16.BÖLÜM

2.9K 249 223
                                    

           ZEHİR

Bana ve bebeğime yapılanları unutmamıştım. Yerde kanlar içinde sürüne sürüne bebeğimi kurtarmaya çalışırken, çektiğim acıyı tarif edemezdim. Onu çok istiyordum ama gitmişti. Bu haksızlıktı.

Buradaki en büyük suçlu kimdi? Bebeğimi koruyamayan ben mi? Bebeğimi zehirleyen ablam mı? Hiçbir şeyden haberi olmayıp terk edip giden Barlas mı?

Barlas'ın göğsünde ağlarken, o saçlarımı okşuyordu. Söyleyecek bir şeyim yoktu. Bir açıklamam yoktu. O yüzden gözyaşlarımı silip, bir an önce ayağa kalkmalıydım.

Ellerimi yanaklarıma götürdüm. Elimin tersiyle gözyaşlarımı sildim. Burnumu çektim. Barlas'ın göğsündeki kafamı kaldırdım, yüzüne baktım.

Gözleri yere bakıyordu. Omuzları düşmüştü. Yüzüme bakamıyordu. Sanırım ağlamamdan kendini suçluyordu. Titrek bir nefes aldı. "Benim yüzümden ağlıyorsun değil mi? Zaten başına ne geldiyse benim yüzümden geldi." dedi Barlas.

Ne demem gerektiğini bilmiyordum. Ayağa kalktım. "Ben kahvaltıyı hazırlamaya devam edeyim. Sen Lalin'i alıp gelirsin." dedim ve çıktım odadan. Anlattığı şeylerin doğruluğunu sorguluyordum bazen. İçimde hep bir şüphe vardı. Belki de ablamın bunda etkisi çoktu.

Mutfağa geçip masayı kurmaya devam ettim. Barlas daha fazla soru sormamıştı bana. Hala kendini suçluyordu. Bence de suçlaması lazımdı.

Biriyle konuşmuş, sandalyeye oturmuştu. Çayları koyacağım sırada kapı çaldı. Barlas ayağa kalkıp "Ben bakarım." dedi. Lalin'i mama sandalyesine oturttu.

Çayları masaya koydum. Barlas içeriye gülümseyerek elindeki pastane poşetleri ile girmişti. Sandalyeye oturup, poşetleri açtı. "En sevdiğin şeylerden aldırdım Nefes." dedi Barlas. Kese kağıdını açtı, önüme koydu. "Patatesli börek ve portakal suyu." dedi ve devam etti "Sen seversin."

İfadesizce önümdekine baktım. En son 3 yıl önce içtiğimde bebeğimi kaybetmiştim. O günden beri ne içerdim ne evime sokardım. Portakal benim için nimet değildi artık. Portakal benim için katildi.

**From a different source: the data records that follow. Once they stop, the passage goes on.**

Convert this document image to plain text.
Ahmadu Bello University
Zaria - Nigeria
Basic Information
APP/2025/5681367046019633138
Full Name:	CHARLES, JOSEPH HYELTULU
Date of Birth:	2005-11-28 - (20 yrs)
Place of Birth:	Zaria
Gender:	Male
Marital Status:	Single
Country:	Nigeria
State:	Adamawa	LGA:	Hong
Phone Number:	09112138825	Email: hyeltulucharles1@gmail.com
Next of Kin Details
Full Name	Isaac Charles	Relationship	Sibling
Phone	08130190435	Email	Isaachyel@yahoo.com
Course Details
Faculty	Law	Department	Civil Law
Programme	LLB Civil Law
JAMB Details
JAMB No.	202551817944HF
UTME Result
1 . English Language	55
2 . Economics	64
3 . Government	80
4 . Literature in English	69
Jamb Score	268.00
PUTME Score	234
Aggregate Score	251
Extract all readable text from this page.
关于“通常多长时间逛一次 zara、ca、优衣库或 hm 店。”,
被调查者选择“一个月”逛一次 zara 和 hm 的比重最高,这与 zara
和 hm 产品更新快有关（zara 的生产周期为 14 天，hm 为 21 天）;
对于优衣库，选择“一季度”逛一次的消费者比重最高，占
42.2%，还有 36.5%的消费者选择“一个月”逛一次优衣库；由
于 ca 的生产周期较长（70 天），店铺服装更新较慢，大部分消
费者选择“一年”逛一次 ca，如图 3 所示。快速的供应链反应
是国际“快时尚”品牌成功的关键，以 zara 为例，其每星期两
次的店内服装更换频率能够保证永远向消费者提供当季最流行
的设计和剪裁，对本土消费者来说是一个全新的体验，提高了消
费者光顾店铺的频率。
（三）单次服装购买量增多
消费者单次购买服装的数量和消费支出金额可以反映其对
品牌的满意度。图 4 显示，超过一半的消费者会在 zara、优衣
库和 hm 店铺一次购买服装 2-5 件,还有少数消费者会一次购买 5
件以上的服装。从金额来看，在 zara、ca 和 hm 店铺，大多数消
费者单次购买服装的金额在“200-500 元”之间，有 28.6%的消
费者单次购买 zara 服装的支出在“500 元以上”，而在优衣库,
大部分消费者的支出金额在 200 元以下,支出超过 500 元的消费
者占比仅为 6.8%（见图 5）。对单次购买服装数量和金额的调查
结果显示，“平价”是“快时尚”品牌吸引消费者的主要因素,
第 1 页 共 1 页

Tekrardan gözlerimden gözyaşı akmaması için kendimi sıktım, zorla yutkundum. Gözlerimi lanet şeyden ayırdım, Barlas'a baktım. "Artık sevmiyorum." dedim. Olanları bilseydi önüme koyar mıydı? Tek kaşı kalktı ama hiçbir şey demedi. Bende rahat bir nefes verdim.

İkimizde hiç konuşmamıştık. Sofrada susmayan kişi sadece Lalin'di. Anlamadığımız bir şeyler mırıldanıyordu. Küçük bir peyniri Lalin'e yedirdim. Hemen yüzünü buruşturdu. Peyniri sevmiyordu. Aynı Barlas gibi. İkinci kere verecektim ki "Kütü veyme" diye bağırdı. Kötü verme demek istemişti.

Lalin'in ağzını sildim. Elimle yanağını okşadım. "Annecim ama olmaz öyle. Yemen lazım."dedim. Hemen Barlas lafıma atladı. "Çocuğu sık boğaz etmesene! Demekki sevmiyor. "

"Lalin'i iki yıldır ben büyütüyorum Barlas. Ne vermem ne vermemem gerektiğini iyi biliyorum. Sen onun yanında mıydın ki? Ateşlendiğinde sen mi baktın ona?! Hastalandığında haberin bile yoktu! Bilmediğin işlere karışma!" diye bağırdım.

Sanırım bugünün hıncınıda ondan çıkartmıştım. Barlas dişlerini sıktı, gözlerini kıstı. "Ben böyle olmasını istedim mi sanıyorsun?!" diye bağırdı.

"Terk edip gittin Barlas! Demekki istemişsin!"

Lalin sandalyesinde huzursuzlaşmaya başlamıştı. Bebeğimin yanında kavga edemezdim. Onun kavgalara seyirci kalmasına izin veremezdim. "Lalin'i yatağına bırakıp geliyorum. Konuşmamız daha bitmedi!"